Depois da ginasta Simone Biles, da basquetebolista Elena Delle Donne e das irmãs tenistas Venus e Serena Williams, todas americanas, o grupo de hackers Fancy Bears divulgou esta quinta-feira dados sobre o consumo de substâncias proibidas de mais 25 atletas olímpicos, incluindo mais dez americanos e os ciclistas britânicos Chris Froome e Bradley Wiggins, ambos vencedores da Volta a França, a mais prestigiada corrida da modalidade.
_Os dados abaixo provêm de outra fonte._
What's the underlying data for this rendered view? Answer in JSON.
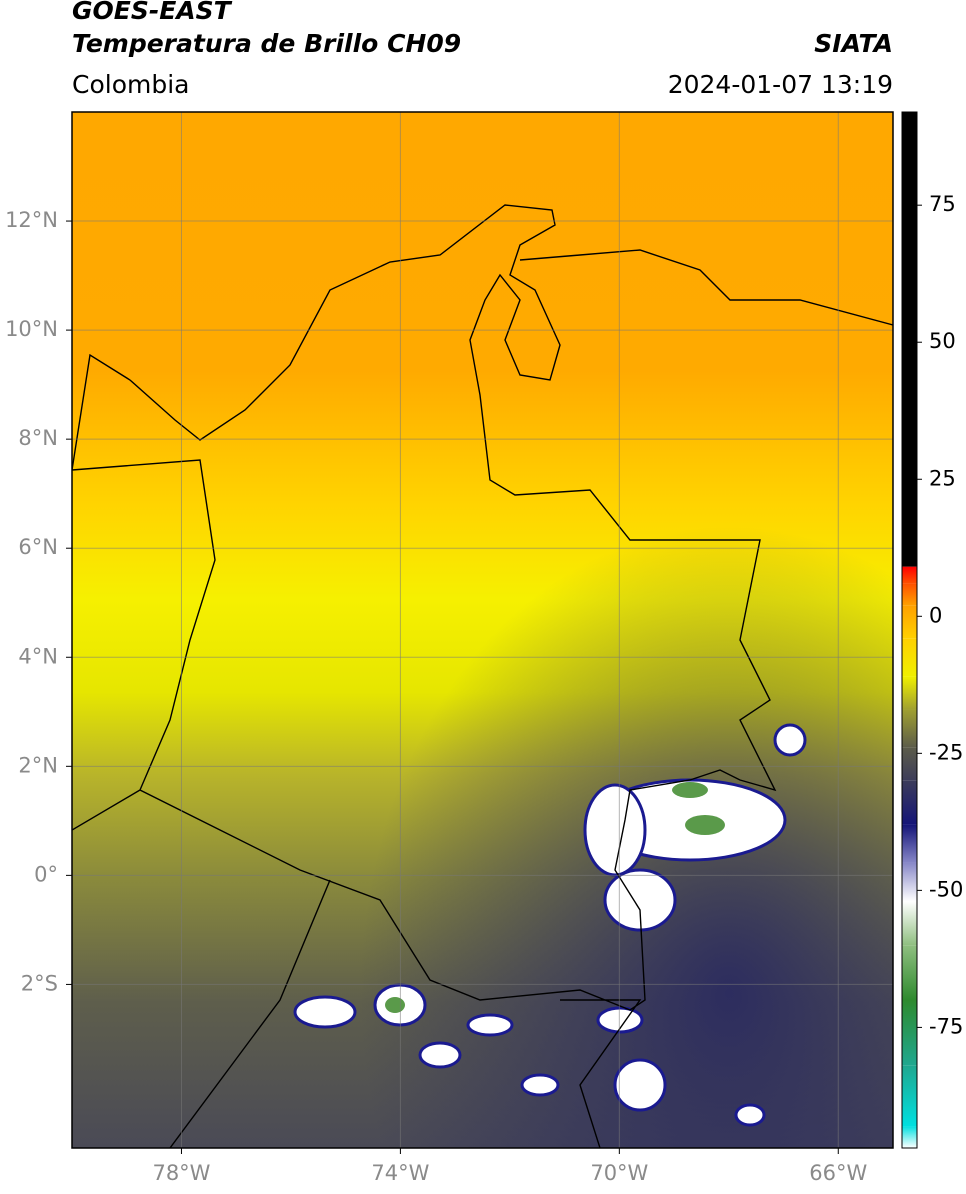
{
  "header": {
    "satellite": "GOES-EAST",
    "product": "Temperatura de Brillo CH09",
    "region": "Colombia",
    "source": "SIATA",
    "datetime": "2024-01-07 13:19"
  },
  "map": {
    "xlim": [
      -80,
      -65
    ],
    "ylim": [
      -5,
      14
    ],
    "grid": true,
    "xticks": [
      {
        "value": -78,
        "label": "78°W"
      },
      {
        "value": -74,
        "label": "74°W"
      },
      {
        "value": -70,
        "label": "70°W"
      },
      {
        "value": -66,
        "label": "66°W"
      }
    ],
    "yticks": [
      {
        "value": 12,
        "label": "12°N"
      },
      {
        "value": 10,
        "label": "10°N"
      },
      {
        "value": 8,
        "label": "8°N"
      },
      {
        "value": 6,
        "label": "6°N"
      },
      {
        "value": 4,
        "label": "4°N"
      },
      {
        "value": 2,
        "label": "2°N"
      },
      {
        "value": 0,
        "label": "0°"
      },
      {
        "value": -2,
        "label": "2°S"
      }
    ]
  },
  "colorbar": {
    "lim": [
      -97,
      92
    ],
    "ticks": [
      75,
      50,
      25,
      0,
      -25,
      -50,
      -75
    ],
    "colormap": [
      {
        "value": -97,
        "color": "#ffffff"
      },
      {
        "value": -93,
        "color": "#00e0e0"
      },
      {
        "value": -82,
        "color": "#1fa890"
      },
      {
        "value": -70,
        "color": "#2e8a2e"
      },
      {
        "value": -60,
        "color": "#8fbf80"
      },
      {
        "value": -52,
        "color": "#ffffff"
      },
      {
        "value": -45,
        "color": "#8888c8"
      },
      {
        "value": -38,
        "color": "#141478"
      },
      {
        "value": -30,
        "color": "#3c3c5a"
      },
      {
        "value": -24,
        "color": "#5c5c4a"
      },
      {
        "value": -17,
        "color": "#a0a030"
      },
      {
        "value": -11,
        "color": "#f0f000"
      },
      {
        "value": -4,
        "color": "#ffd000"
      },
      {
        "value": 2,
        "color": "#ffa000"
      },
      {
        "value": 6,
        "color": "#ff5000"
      },
      {
        "value": 9,
        "color": "#ff0000"
      },
      {
        "value": 9.1,
        "color": "#000000"
      },
      {
        "value": 92,
        "color": "#000000"
      }
    ]
  }
}
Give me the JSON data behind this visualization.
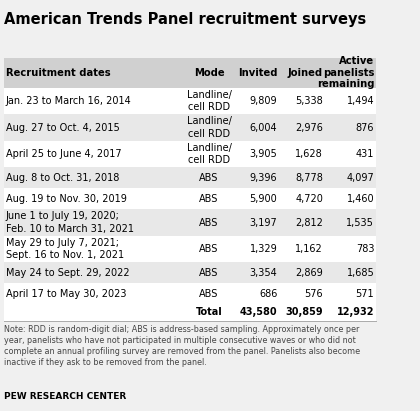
{
  "title": "American Trends Panel recruitment surveys",
  "headers": [
    "Recruitment dates",
    "Mode",
    "Invited",
    "Joined",
    "Active\npanelists\nremaining"
  ],
  "rows": [
    [
      "Jan. 23 to March 16, 2014",
      "Landline/\ncell RDD",
      "9,809",
      "5,338",
      "1,494"
    ],
    [
      "Aug. 27 to Oct. 4, 2015",
      "Landline/\ncell RDD",
      "6,004",
      "2,976",
      "876"
    ],
    [
      "April 25 to June 4, 2017",
      "Landline/\ncell RDD",
      "3,905",
      "1,628",
      "431"
    ],
    [
      "Aug. 8 to Oct. 31, 2018",
      "ABS",
      "9,396",
      "8,778",
      "4,097"
    ],
    [
      "Aug. 19 to Nov. 30, 2019",
      "ABS",
      "5,900",
      "4,720",
      "1,460"
    ],
    [
      "June 1 to July 19, 2020;\nFeb. 10 to March 31, 2021",
      "ABS",
      "3,197",
      "2,812",
      "1,535"
    ],
    [
      "May 29 to July 7, 2021;\nSept. 16 to Nov. 1, 2021",
      "ABS",
      "1,329",
      "1,162",
      "783"
    ],
    [
      "May 24 to Sept. 29, 2022",
      "ABS",
      "3,354",
      "2,869",
      "1,685"
    ],
    [
      "April 17 to May 30, 2023",
      "ABS",
      "686",
      "576",
      "571"
    ]
  ],
  "total_row": [
    "",
    "Total",
    "43,580",
    "30,859",
    "12,932"
  ],
  "note": "Note: RDD is random-digit dial; ABS is address-based sampling. Approximately once per\nyear, panelists who have not participated in multiple consecutive waves or who did not\ncomplete an annual profiling survey are removed from the panel. Panelists also become\ninactive if they ask to be removed from the panel.",
  "footer": "PEW RESEARCH CENTER",
  "bg_color": "#f0f0f0",
  "header_bg": "#d0d0d0",
  "white_bg": "#ffffff",
  "stripe_color": "#e8e8e8",
  "title_color": "#000000",
  "text_color": "#000000",
  "note_color": "#444444"
}
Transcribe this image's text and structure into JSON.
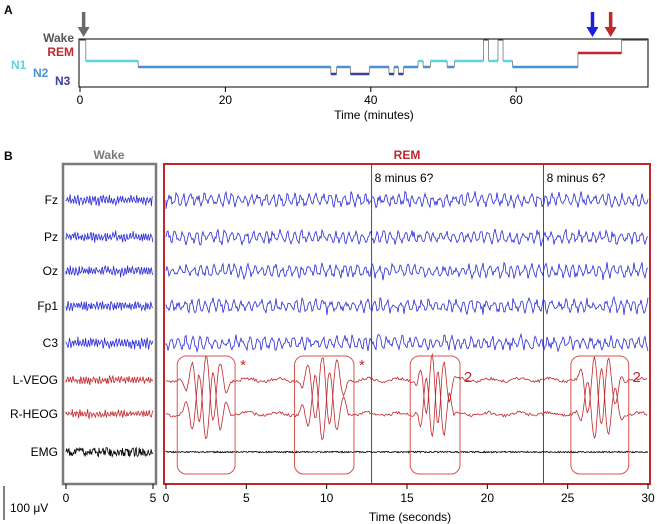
{
  "colors": {
    "wake": "#555555",
    "rem": "#c0282d",
    "n1": "#5fd3e0",
    "n2": "#4a8fd4",
    "n3": "#3a3fa0",
    "eeg": "#2b2bd6",
    "eog": "#c0282d",
    "emg": "#000000",
    "arrow_gray": "#6a6a6a",
    "arrow_blue": "#1d1de8",
    "arrow_red": "#c0282d"
  },
  "panel_a": {
    "letter": "A",
    "stage_labels": {
      "wake": "Wake",
      "rem": "REM",
      "n1": "N1",
      "n2": "N2",
      "n3": "N3"
    },
    "xlabel": "Time (minutes)",
    "xticks": [
      "0",
      "20",
      "40",
      "60"
    ],
    "xtick_values": [
      0,
      20,
      40,
      60
    ],
    "xlim": [
      0,
      78
    ],
    "hypnogram": [
      {
        "t0": 0,
        "t1": 0.8,
        "stage": "wake"
      },
      {
        "t0": 0.8,
        "t1": 8,
        "stage": "n1"
      },
      {
        "t0": 8,
        "t1": 34.5,
        "stage": "n2"
      },
      {
        "t0": 34.5,
        "t1": 35.3,
        "stage": "n3"
      },
      {
        "t0": 35.3,
        "t1": 37.2,
        "stage": "n2"
      },
      {
        "t0": 37.2,
        "t1": 39.8,
        "stage": "n3"
      },
      {
        "t0": 39.8,
        "t1": 42.5,
        "stage": "n2"
      },
      {
        "t0": 42.5,
        "t1": 43.2,
        "stage": "n3"
      },
      {
        "t0": 43.2,
        "t1": 43.8,
        "stage": "n2"
      },
      {
        "t0": 43.8,
        "t1": 44.5,
        "stage": "n3"
      },
      {
        "t0": 44.5,
        "t1": 46.5,
        "stage": "n2"
      },
      {
        "t0": 46.5,
        "t1": 47.2,
        "stage": "n1"
      },
      {
        "t0": 47.2,
        "t1": 48.2,
        "stage": "n2"
      },
      {
        "t0": 48.2,
        "t1": 50.5,
        "stage": "n1"
      },
      {
        "t0": 50.5,
        "t1": 51.5,
        "stage": "n2"
      },
      {
        "t0": 51.5,
        "t1": 55.5,
        "stage": "n1"
      },
      {
        "t0": 55.5,
        "t1": 56.2,
        "stage": "wake"
      },
      {
        "t0": 56.2,
        "t1": 57.5,
        "stage": "n1"
      },
      {
        "t0": 57.5,
        "t1": 58.2,
        "stage": "wake"
      },
      {
        "t0": 58.2,
        "t1": 59.5,
        "stage": "n1"
      },
      {
        "t0": 59.5,
        "t1": 68.5,
        "stage": "n2"
      },
      {
        "t0": 68.5,
        "t1": 74.5,
        "stage": "rem"
      },
      {
        "t0": 74.5,
        "t1": 78,
        "stage": "wake"
      }
    ],
    "arrows": [
      {
        "t": 0.5,
        "color_key": "arrow_gray"
      },
      {
        "t": 70.5,
        "color_key": "arrow_blue"
      },
      {
        "t": 73.0,
        "color_key": "arrow_red"
      }
    ]
  },
  "panel_b": {
    "letter": "B",
    "wake_title": "Wake",
    "rem_title": "REM",
    "channels": [
      "Fz",
      "Pz",
      "Oz",
      "Fp1",
      "C3",
      "L-VEOG",
      "R-HEOG",
      "EMG"
    ],
    "channel_types": [
      "eeg",
      "eeg",
      "eeg",
      "eeg",
      "eeg",
      "eog",
      "eog",
      "emg"
    ],
    "wake_xticks": [
      "0",
      "5"
    ],
    "wake_xtick_values": [
      0,
      5
    ],
    "wake_xlim": [
      0,
      5
    ],
    "rem_xticks": [
      "0",
      "5",
      "10",
      "15",
      "20",
      "25",
      "30"
    ],
    "rem_xtick_values": [
      0,
      5,
      10,
      15,
      20,
      25,
      30
    ],
    "rem_xlim": [
      0,
      30
    ],
    "xlabel": "Time (seconds)",
    "scale_bar": "100 μV",
    "markers": [
      {
        "t": 12.8,
        "label": "8 minus 6?"
      },
      {
        "t": 23.5,
        "label": "8 minus 6?"
      }
    ],
    "eye_movement_windows": [
      {
        "t0": 0.7,
        "t1": 4.3,
        "tag": "*"
      },
      {
        "t0": 8.0,
        "t1": 11.7,
        "tag": "*"
      },
      {
        "t0": 15.2,
        "t1": 18.3,
        "tag": "2"
      },
      {
        "t0": 25.2,
        "t1": 28.8,
        "tag": "2"
      }
    ]
  }
}
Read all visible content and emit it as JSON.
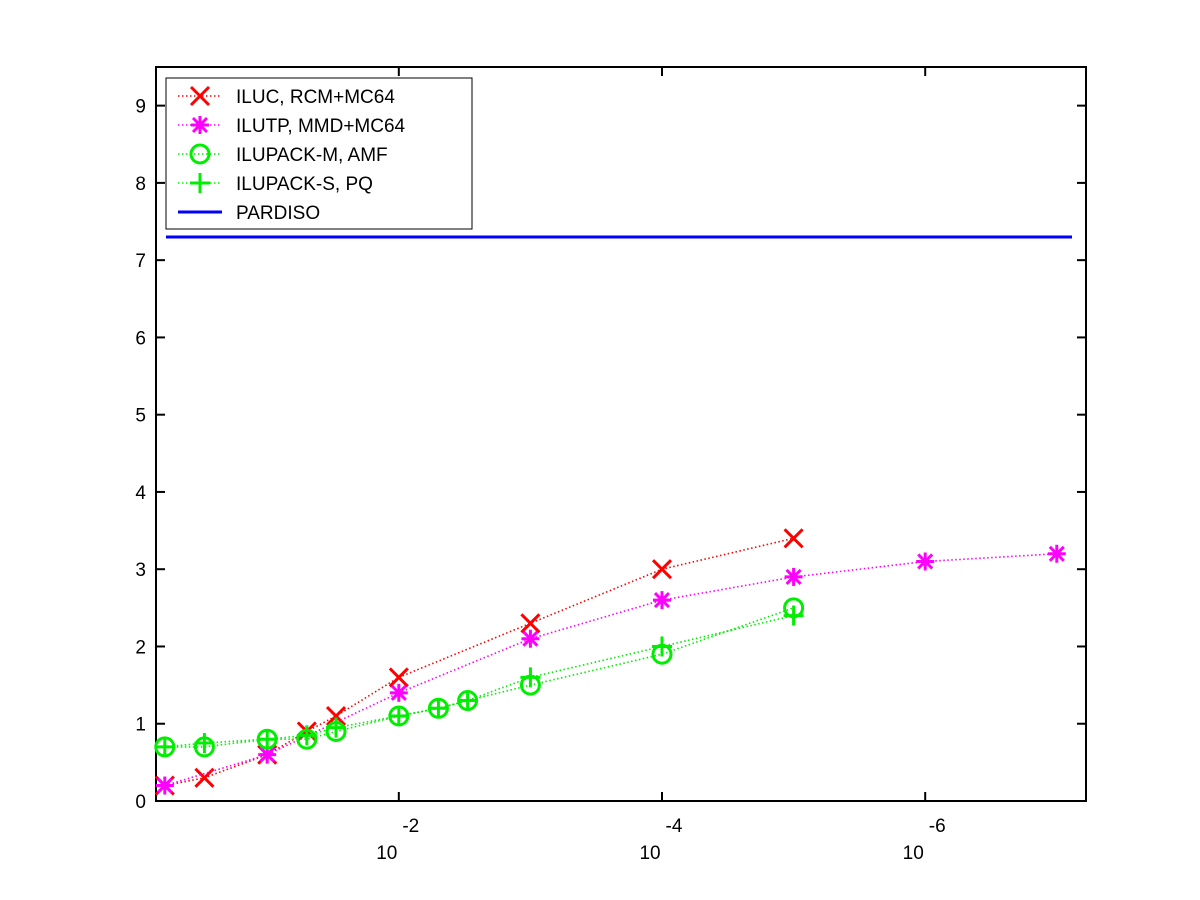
{
  "chart_data": {
    "type": "line",
    "title": "",
    "xlabel": "",
    "ylabel": "",
    "x_scale": "log-reversed",
    "xlim": [
      0.7,
      6e-08
    ],
    "ylim": [
      0,
      9.5
    ],
    "yticks": [
      0,
      1,
      2,
      3,
      4,
      5,
      6,
      7,
      8,
      9
    ],
    "xticks": [
      {
        "value": 0.01,
        "base": "10",
        "exponent": "-2"
      },
      {
        "value": 0.0001,
        "base": "10",
        "exponent": "-4"
      },
      {
        "value": 1e-06,
        "base": "10",
        "exponent": "-6"
      }
    ],
    "grid": false,
    "legend_position": "top-left",
    "series": [
      {
        "name": "ILUC, RCM+MC64",
        "color": "#ff0000",
        "marker": "x",
        "line_style": "dotted",
        "x": [
          0.6,
          0.3,
          0.1,
          0.05,
          0.03,
          0.01,
          0.001,
          0.0001,
          1e-05
        ],
        "y": [
          0.2,
          0.3,
          0.6,
          0.9,
          1.1,
          1.6,
          2.3,
          3.0,
          3.4
        ]
      },
      {
        "name": "ILUTP, MMD+MC64",
        "color": "#ff00ff",
        "marker": "star",
        "line_style": "dotted",
        "x": [
          0.6,
          0.1,
          0.01,
          0.001,
          0.0001,
          1e-05,
          1e-06,
          1e-07
        ],
        "y": [
          0.2,
          0.6,
          1.4,
          2.1,
          2.6,
          2.9,
          3.1,
          3.2
        ]
      },
      {
        "name": "ILUPACK-M, AMF",
        "color": "#00ee00",
        "marker": "circle",
        "line_style": "dotted",
        "x": [
          0.6,
          0.3,
          0.1,
          0.05,
          0.03,
          0.01,
          0.005,
          0.003,
          0.001,
          0.0001,
          1e-05
        ],
        "y": [
          0.7,
          0.7,
          0.8,
          0.8,
          0.9,
          1.1,
          1.2,
          1.3,
          1.5,
          1.9,
          2.5
        ]
      },
      {
        "name": "ILUPACK-S, PQ",
        "color": "#00ee00",
        "marker": "plus",
        "line_style": "dotted",
        "x": [
          0.6,
          0.3,
          0.1,
          0.05,
          0.03,
          0.01,
          0.005,
          0.003,
          0.001,
          0.0001,
          1e-05
        ],
        "y": [
          0.7,
          0.75,
          0.8,
          0.85,
          0.95,
          1.1,
          1.2,
          1.3,
          1.6,
          2.0,
          2.4
        ]
      },
      {
        "name": "PARDISO",
        "color": "#0000ff",
        "marker": "none",
        "line_style": "solid",
        "constant_y": 7.3
      }
    ]
  }
}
A revelação destes documentos clínicos confidenciais acontece na sequência de um ataque cibernético à base de dados da Agência Mundial Antidoping (AMA), que liderou a investigação que levou à suspensão da equipa russa de atletismo dos Jogos Olímpicos do Rio de Janeiro. Na base dessa decisão esteve um alegado esquema de recurso sistemático a substâncias proibidas, de iniciativa e supervisão governamental, por parte da Rússia. Que está agora contra-atacar, segundo Olivier Niggli, diretor-geral da agência que regula o combate ao doping a nível planetário.
“A AMA foi informada pelas autoridades que estes ataques têm a sua origem na Rússia. Que fique a saber-se que estes atos criminosos comprometem em grande medida o esforço da comunidade antidoping global para restituir a confiança na Rússia”, assumiu aquele responsável após os primeiros documentos virem a público, na terça-feira, para hoje reforçar a ideia sem rodeios: “A AMA não tem dúvida de que estes ataques são uma retaliação contra a agência e o sistema antidoping global, por causa das nossas investigações que expuserem o doping patrocinado pelo Estado na Rússia.”
Através de um porta-voz, o governo russo desmentiu “sem hesitar” qualquer envolvimento direto ou através dos serviços secretos nas ações dos Fancy Bears, que é como quem diz os ursos sofisticados. Mas o caldo está entornado: além de ter visto a sua segurança informática posta em causa, a AMA tem noção de que a reputação dos atletas pode sair manchada.
Não que esteja em causa qualquer prática ilícita por parte dos 29 nomes visados até ao momento – haverá mais, prometem os hackers. De facto, todos eles apresentam nas suas fichas clínicas o uso de determinadas substâncias que fazem parte da lista de proibições, mas sempre ao abrigo de autorizações especiais previstas nas regras antidoping, aprovadas pelas respetivas federações internacionais caso a caso.
Em causa estão problemas de saúde que, quando devidamente comprovados, permitem abrir exceções na lista de produtos proibidos. A tetracampeã olímpica Simone Biles, por exemplo, assumiu no Twitter que sofre de Transtorno de Défice de Atenção e Hiperatividade (TDAH) e está autorizada a tomar um medicamento para o efeito que em condições normais não poderia. A asma de Chris Froome e as alergias de Bradley Wiggins também dão direito a autorizações especiais. E o mesmo se pode dizer dos outros nomes que vieram a lume, confirma a AMA: “Fizeram tudo dentro das regras.”
Não é o que dizem os Fancy Bears, que acusam os Estados Unidos de usarem “métodos sujos para ganharem”. Segundo pode ler-se no site oficial do grupo de hackers, a equipa americana “esteve bem” ao liderar o quadro de medalhas, mas “não jogou limpo” no Rio de Janeiro. É o regresso da guerra fria, em versão olímpica.